Enable `:download_code` on project for custom roles

What does this MR do and why?

• Adds policy check on a project so that a user with a custom role based on the GUEST role can download code if that custom role allows it.
• This is gated on the customizable_roles feature flag being turned on for now because we want to evaluate performance before making it generally available
• The custom role check applies to a custom role anywhere within the project hierarchy. If any custom roles for that user enable download_code, then they can download code unless another policy check explicitly prevents that.
• This is an additive-only approach. Meaning that download_code: false does not take away the ability for a guest user to download code on a public repository.

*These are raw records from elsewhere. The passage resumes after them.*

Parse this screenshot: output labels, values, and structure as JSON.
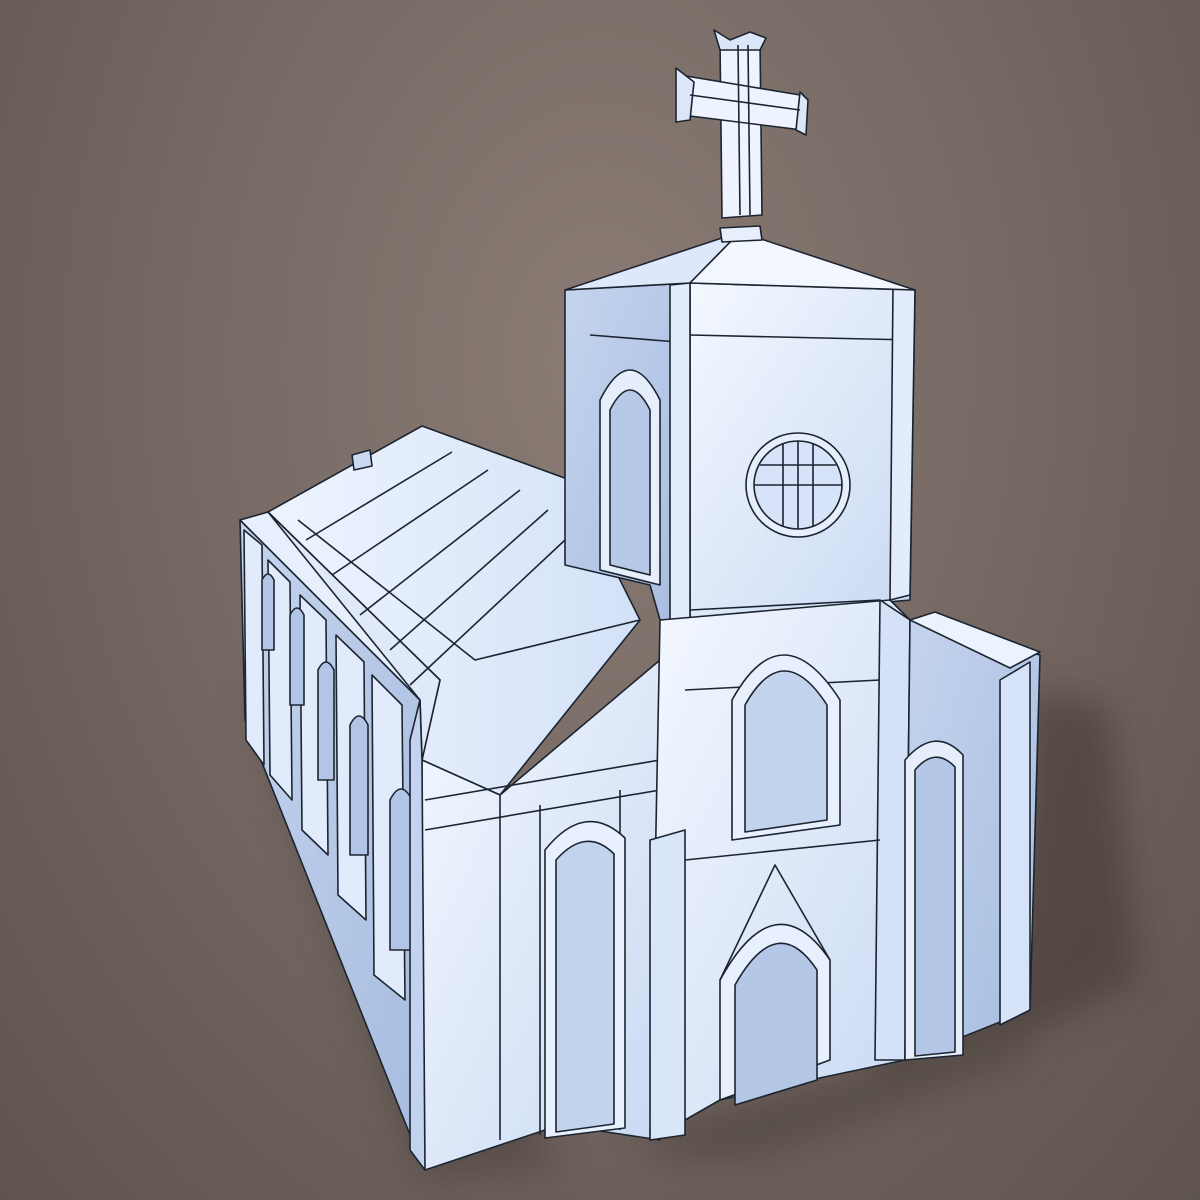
{
  "scene": {
    "background_color": "#7a6c66",
    "model_color": "#dbe7fa",
    "edge_color": "#1c2430",
    "shadow_color": "#4b403c",
    "parts": [
      "cross",
      "tower-roof",
      "bell-tower",
      "round-window",
      "nave-roof",
      "side-aisle",
      "front-facade",
      "main-door",
      "right-chapel"
    ]
  }
}
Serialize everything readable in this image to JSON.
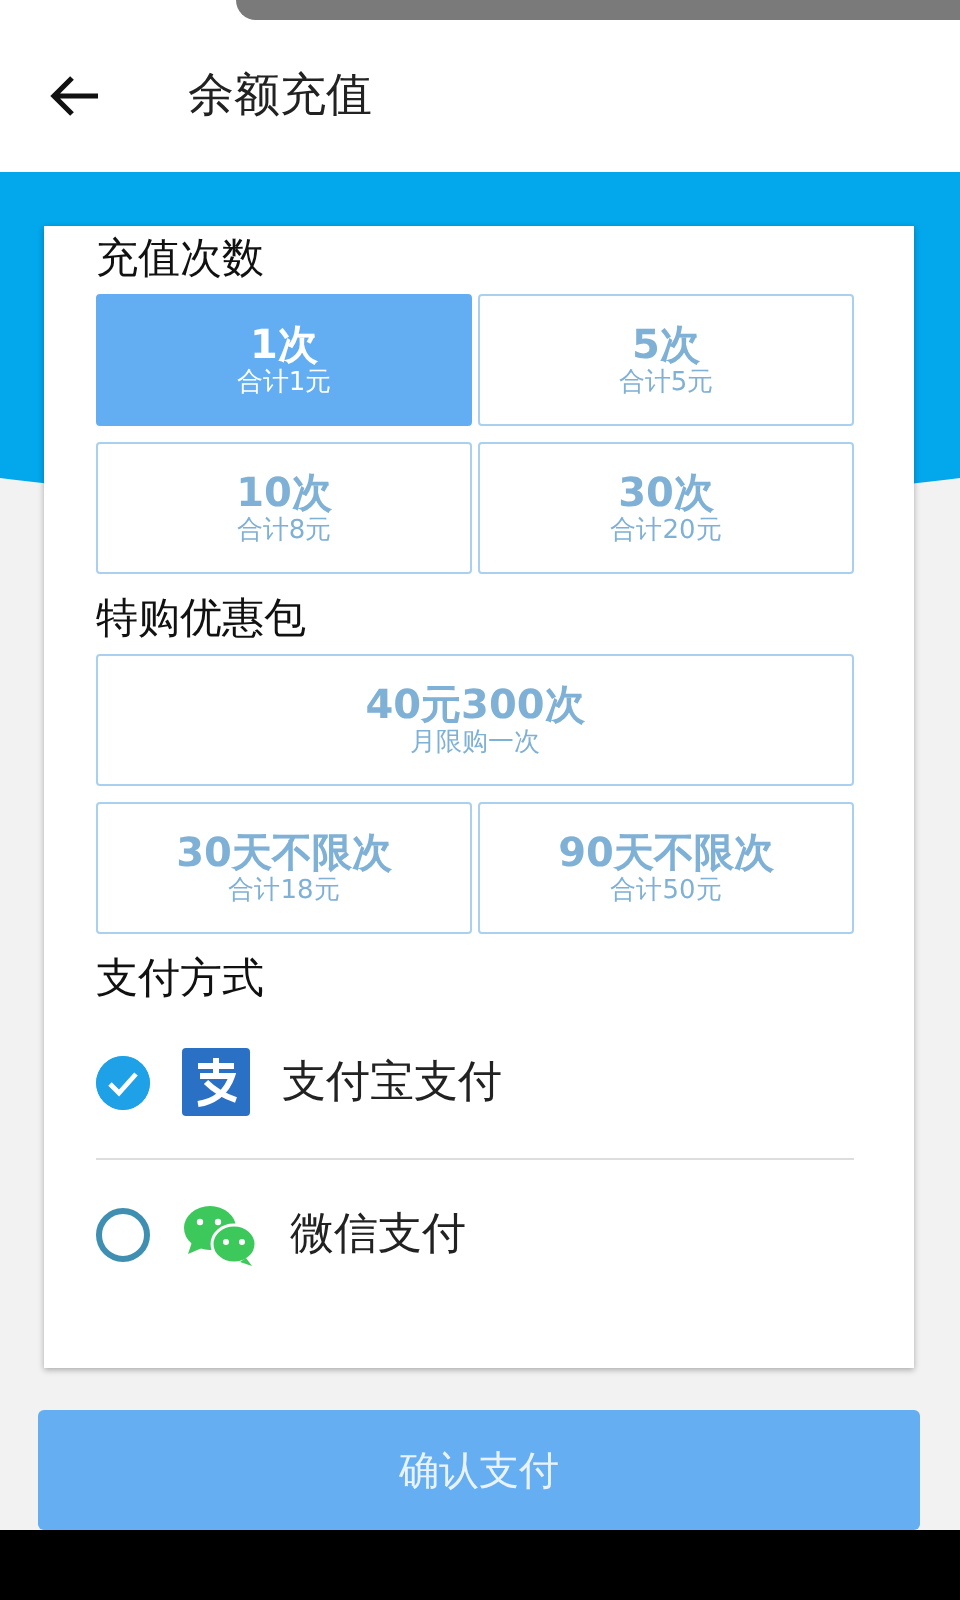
{
  "header": {
    "title": "余额充值"
  },
  "sections": [
    {
      "title": "充值次数",
      "options": [
        {
          "kind": "half",
          "label": "1次",
          "sub": "合计1元",
          "selected": true
        },
        {
          "kind": "half",
          "label": "5次",
          "sub": "合计5元",
          "selected": false
        },
        {
          "kind": "half",
          "label": "10次",
          "sub": "合计8元",
          "selected": false
        },
        {
          "kind": "half",
          "label": "30次",
          "sub": "合计20元",
          "selected": false
        }
      ]
    },
    {
      "title": "特购优惠包",
      "options": [
        {
          "kind": "wide",
          "label": "40元300次",
          "sub": "月限购一次",
          "selected": false
        },
        {
          "kind": "half",
          "label": "30天不限次",
          "sub": "合计18元",
          "selected": false
        },
        {
          "kind": "half",
          "label": "90天不限次",
          "sub": "合计50元",
          "selected": false
        }
      ]
    }
  ],
  "payment": {
    "title": "支付方式",
    "methods": [
      {
        "kind": "alipay",
        "label": "支付宝支付",
        "selected": true
      },
      {
        "kind": "wechat",
        "label": "微信支付",
        "selected": false
      }
    ]
  },
  "confirm_button": "确认支付"
}
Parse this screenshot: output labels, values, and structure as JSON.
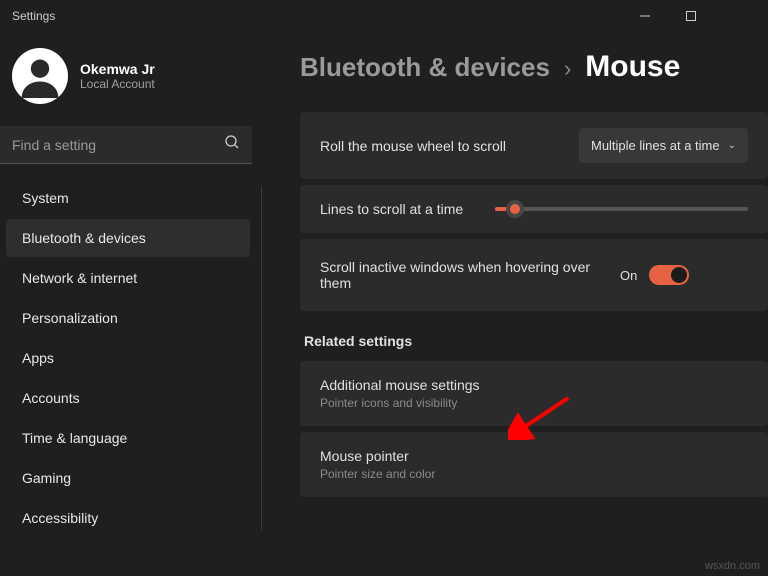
{
  "titlebar": {
    "title": "Settings"
  },
  "user": {
    "name": "Okemwa Jr",
    "sub": "Local Account"
  },
  "search": {
    "placeholder": "Find a setting"
  },
  "nav": {
    "items": [
      "System",
      "Bluetooth & devices",
      "Network & internet",
      "Personalization",
      "Apps",
      "Accounts",
      "Time & language",
      "Gaming",
      "Accessibility"
    ],
    "active_index": 1
  },
  "breadcrumb": {
    "parent": "Bluetooth & devices",
    "current": "Mouse"
  },
  "settings": {
    "scroll_wheel": {
      "label": "Roll the mouse wheel to scroll",
      "value": "Multiple lines at a time"
    },
    "lines": {
      "label": "Lines to scroll at a time"
    },
    "inactive": {
      "label": "Scroll inactive windows when hovering over them",
      "state_label": "On",
      "on": true
    }
  },
  "related": {
    "title": "Related settings",
    "items": [
      {
        "title": "Additional mouse settings",
        "sub": "Pointer icons and visibility"
      },
      {
        "title": "Mouse pointer",
        "sub": "Pointer size and color"
      }
    ]
  },
  "watermark": "wsxdn.com"
}
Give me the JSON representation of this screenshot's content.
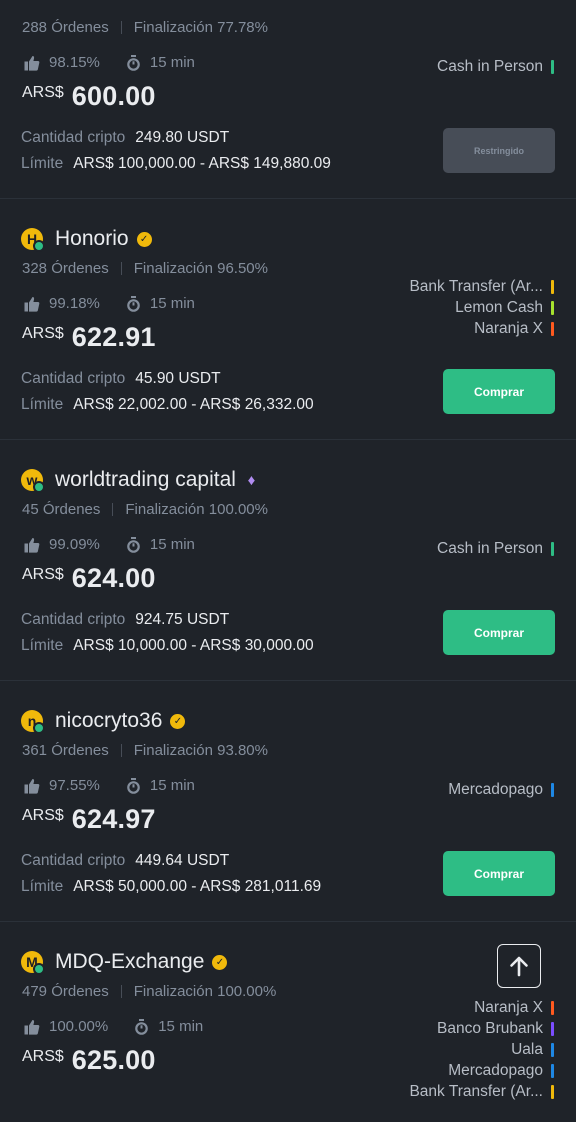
{
  "listings": [
    {
      "advertiser": "",
      "avatar_letter": "",
      "badge": "none",
      "orders": "288 Órdenes",
      "completion": "Finalización 77.78%",
      "positive_rate": "98.15%",
      "pay_time": "15 min",
      "currency": "ARS$",
      "price": "600.00",
      "crypto_label": "Cantidad cripto",
      "crypto_amount": "249.80 USDT",
      "limit_label": "Límite",
      "limit_range": "ARS$ 100,000.00 - ARS$ 149,880.09",
      "payments": [
        {
          "name": "Cash in Person",
          "color": "#2ebd85"
        }
      ],
      "button": "Restringido",
      "button_state": "disabled"
    },
    {
      "advertiser": "Honorio",
      "avatar_letter": "H",
      "badge": "verified",
      "orders": "328 Órdenes",
      "completion": "Finalización 96.50%",
      "positive_rate": "99.18%",
      "pay_time": "15 min",
      "currency": "ARS$",
      "price": "622.91",
      "crypto_label": "Cantidad cripto",
      "crypto_amount": "45.90 USDT",
      "limit_label": "Límite",
      "limit_range": "ARS$ 22,002.00 - ARS$ 26,332.00",
      "payments": [
        {
          "name": "Bank Transfer (Ar...",
          "color": "#f0b90b"
        },
        {
          "name": "Lemon Cash",
          "color": "#a6e22e"
        },
        {
          "name": "Naranja X",
          "color": "#ff5a1f"
        }
      ],
      "button": "Comprar",
      "button_state": "enabled"
    },
    {
      "advertiser": "worldtrading capital",
      "avatar_letter": "w",
      "badge": "diamond",
      "orders": "45 Órdenes",
      "completion": "Finalización 100.00%",
      "positive_rate": "99.09%",
      "pay_time": "15 min",
      "currency": "ARS$",
      "price": "624.00",
      "crypto_label": "Cantidad cripto",
      "crypto_amount": "924.75 USDT",
      "limit_label": "Límite",
      "limit_range": "ARS$ 10,000.00 - ARS$ 30,000.00",
      "payments": [
        {
          "name": "Cash in Person",
          "color": "#2ebd85"
        }
      ],
      "button": "Comprar",
      "button_state": "enabled"
    },
    {
      "advertiser": "nicocryto36",
      "avatar_letter": "n",
      "badge": "verified",
      "orders": "361 Órdenes",
      "completion": "Finalización 93.80%",
      "positive_rate": "97.55%",
      "pay_time": "15 min",
      "currency": "ARS$",
      "price": "624.97",
      "crypto_label": "Cantidad cripto",
      "crypto_amount": "449.64 USDT",
      "limit_label": "Límite",
      "limit_range": "ARS$ 50,000.00 - ARS$ 281,011.69",
      "payments": [
        {
          "name": "Mercadopago",
          "color": "#1e88e5"
        }
      ],
      "button": "Comprar",
      "button_state": "enabled"
    },
    {
      "advertiser": "MDQ-Exchange",
      "avatar_letter": "M",
      "badge": "verified",
      "orders": "479 Órdenes",
      "completion": "Finalización 100.00%",
      "positive_rate": "100.00%",
      "pay_time": "15 min",
      "currency": "ARS$",
      "price": "625.00",
      "crypto_label": "",
      "crypto_amount": "",
      "limit_label": "",
      "limit_range": "",
      "payments": [
        {
          "name": "Naranja X",
          "color": "#ff5a1f"
        },
        {
          "name": "Banco Brubank",
          "color": "#7b4dff"
        },
        {
          "name": "Uala",
          "color": "#1e88e5"
        },
        {
          "name": "Mercadopago",
          "color": "#1e88e5"
        },
        {
          "name": "Bank Transfer (Ar...",
          "color": "#f0b90b"
        }
      ],
      "button": "",
      "button_state": "enabled"
    }
  ],
  "icons": {
    "scroll_top": "arrow-up-icon",
    "rating": "thumbs-up-icon",
    "time": "stopwatch-icon",
    "verified": "verified-check-icon",
    "merchant": "diamond-icon"
  }
}
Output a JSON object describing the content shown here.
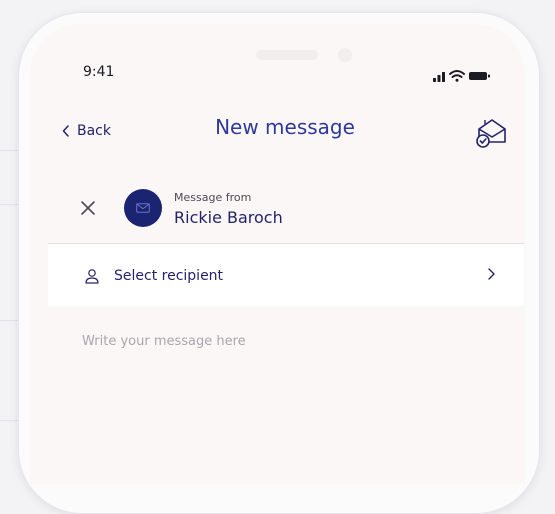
{
  "status_bar": {
    "time": "9:41",
    "icons": [
      "signal-icon",
      "wifi-icon",
      "battery-icon"
    ]
  },
  "nav": {
    "back_label": "Back",
    "title": "New message",
    "compose_icon": "envelope-open-check-icon"
  },
  "sender": {
    "caption": "Message from",
    "name": "Rickie Baroch",
    "avatar_icon": "envelope-icon"
  },
  "recipient": {
    "label": "Select recipient"
  },
  "message": {
    "placeholder": "Write your message here",
    "value": ""
  },
  "colors": {
    "accent": "#2d3a9a",
    "navy": "#1b2470",
    "screen_bg": "#fcf7f7",
    "row_bg": "#ffffff",
    "placeholder": "#a7a6ad"
  }
}
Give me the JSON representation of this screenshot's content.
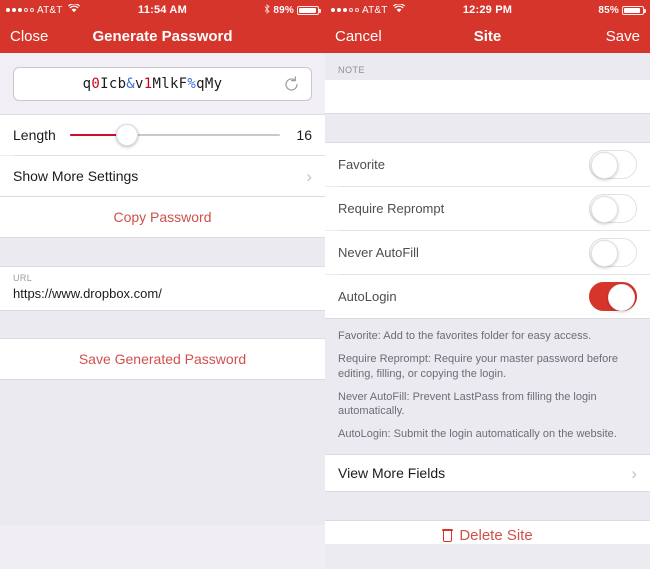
{
  "left": {
    "status_bar": {
      "signal_dots_filled": 3,
      "signal_dots_empty": 2,
      "carrier": "AT&T",
      "wifi_icon": "wifi-icon",
      "time": "11:54 AM",
      "bluetooth_icon": "bluetooth-icon",
      "battery_percent": "89%",
      "battery_level": 89
    },
    "nav": {
      "left_button": "Close",
      "title": "Generate Password"
    },
    "password": {
      "value": "q0Icb&v1MlkF%qMy",
      "segments": [
        {
          "text": "q",
          "color": "black"
        },
        {
          "text": "0",
          "color": "red"
        },
        {
          "text": "Icb",
          "color": "black"
        },
        {
          "text": "&",
          "color": "blue"
        },
        {
          "text": "v",
          "color": "black"
        },
        {
          "text": "1",
          "color": "red"
        },
        {
          "text": "MlkF",
          "color": "black"
        },
        {
          "text": "%",
          "color": "blue"
        },
        {
          "text": "qMy",
          "color": "black"
        }
      ],
      "refresh_icon": "refresh-icon"
    },
    "length": {
      "label": "Length",
      "value": "16",
      "slider_percent": 27,
      "min": 4,
      "max": 60
    },
    "show_more_settings": {
      "label": "Show More Settings",
      "chevron": "chevron-right-icon"
    },
    "copy_password_label": "Copy Password",
    "url_field": {
      "label": "URL",
      "value": "https://www.dropbox.com/"
    },
    "save_generated_password_label": "Save Generated Password"
  },
  "right": {
    "status_bar": {
      "signal_dots_filled": 3,
      "signal_dots_empty": 2,
      "carrier": "AT&T",
      "wifi_icon": "wifi-icon",
      "time": "12:29 PM",
      "battery_percent": "85%",
      "battery_level": 85
    },
    "nav": {
      "left_button": "Cancel",
      "title": "Site",
      "right_button": "Save"
    },
    "note": {
      "label": "NOTE",
      "value": ""
    },
    "toggles": [
      {
        "label": "Favorite",
        "on": false
      },
      {
        "label": "Require Reprompt",
        "on": false
      },
      {
        "label": "Never AutoFill",
        "on": false
      },
      {
        "label": "AutoLogin",
        "on": true
      }
    ],
    "help_texts": [
      "Favorite: Add to the favorites folder for easy access.",
      "Require Reprompt: Require your master password before editing, filling, or copying the login.",
      "Never AutoFill: Prevent LastPass from filling the login automatically.",
      "AutoLogin: Submit the login automatically on the website."
    ],
    "view_more_fields": {
      "label": "View More Fields",
      "chevron": "chevron-right-icon"
    },
    "delete_site": {
      "label": "Delete Site",
      "icon": "trash-icon"
    }
  },
  "colors": {
    "brand_red": "#d6352b",
    "action_red": "#d0514b",
    "slider_red": "#c8102e",
    "band_gray": "#eceaf1",
    "text_dark": "#1b1b1b",
    "text_muted": "#6d6c74"
  }
}
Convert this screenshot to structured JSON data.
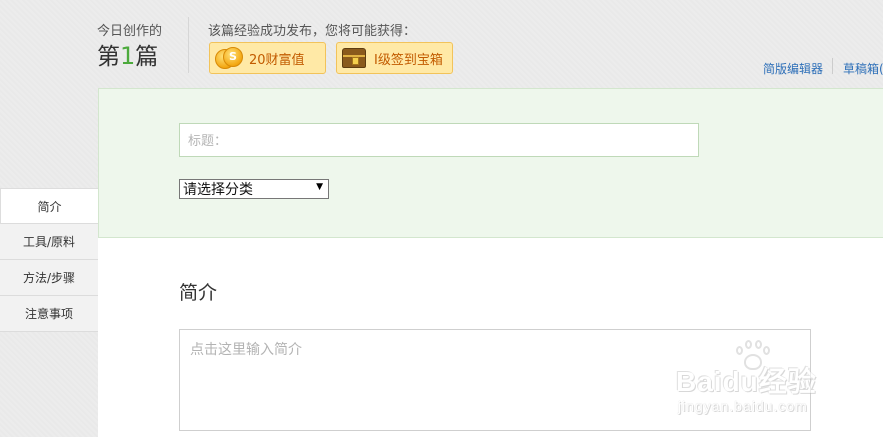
{
  "header": {
    "today_label": "今日创作的",
    "count_prefix": "第",
    "count_value": "1",
    "count_suffix": "篇",
    "reward_label": "该篇经验成功发布，您将可能获得：",
    "badges": [
      {
        "icon": "coin-icon",
        "amount": "20",
        "label": "财富值"
      },
      {
        "icon": "treasure-chest-icon",
        "amount": "I级",
        "label": "签到宝箱"
      }
    ],
    "links": {
      "simple_editor": "简版编辑器",
      "drafts": "草稿箱("
    }
  },
  "form": {
    "title_placeholder": "标题：",
    "category_selected": "请选择分类"
  },
  "sidebar": {
    "items": [
      {
        "label": "简介",
        "active": true
      },
      {
        "label": "工具/原料",
        "active": false
      },
      {
        "label": "方法/步骤",
        "active": false
      },
      {
        "label": "注意事项",
        "active": false
      }
    ]
  },
  "intro": {
    "heading": "简介",
    "placeholder": "点击这里输入简介"
  },
  "watermark": {
    "logo": "Baidu经验",
    "url": "jingyan.baidu.com"
  },
  "colors": {
    "accent_green": "#4caa3c",
    "link_blue": "#2d6fb8",
    "badge_fill": "#ffe9a6",
    "panel_green": "#eef7ec"
  }
}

But download_code: true enables this ability for guest users on a private repository, who by default cannot download code.
• These custom roles can be defined via the API endpoints created here: !96996 (merged)
• Issue: #370088 (closed)

Screenshots or screen recordings

Screen recording of this working: https://www.youtube.com/watch?v=i4wLmgTBjZs (internal only)

How to set up and validate locally

Numbered steps to set up and validate the change are strongly suggested.

MR acceptance checklist

This checklist encourages us to confirm any changes have been analyzed to reduce risks in quality, performance, reliability, security, and maintainability.

• I have evaluated the MR acceptance checklist for this MR.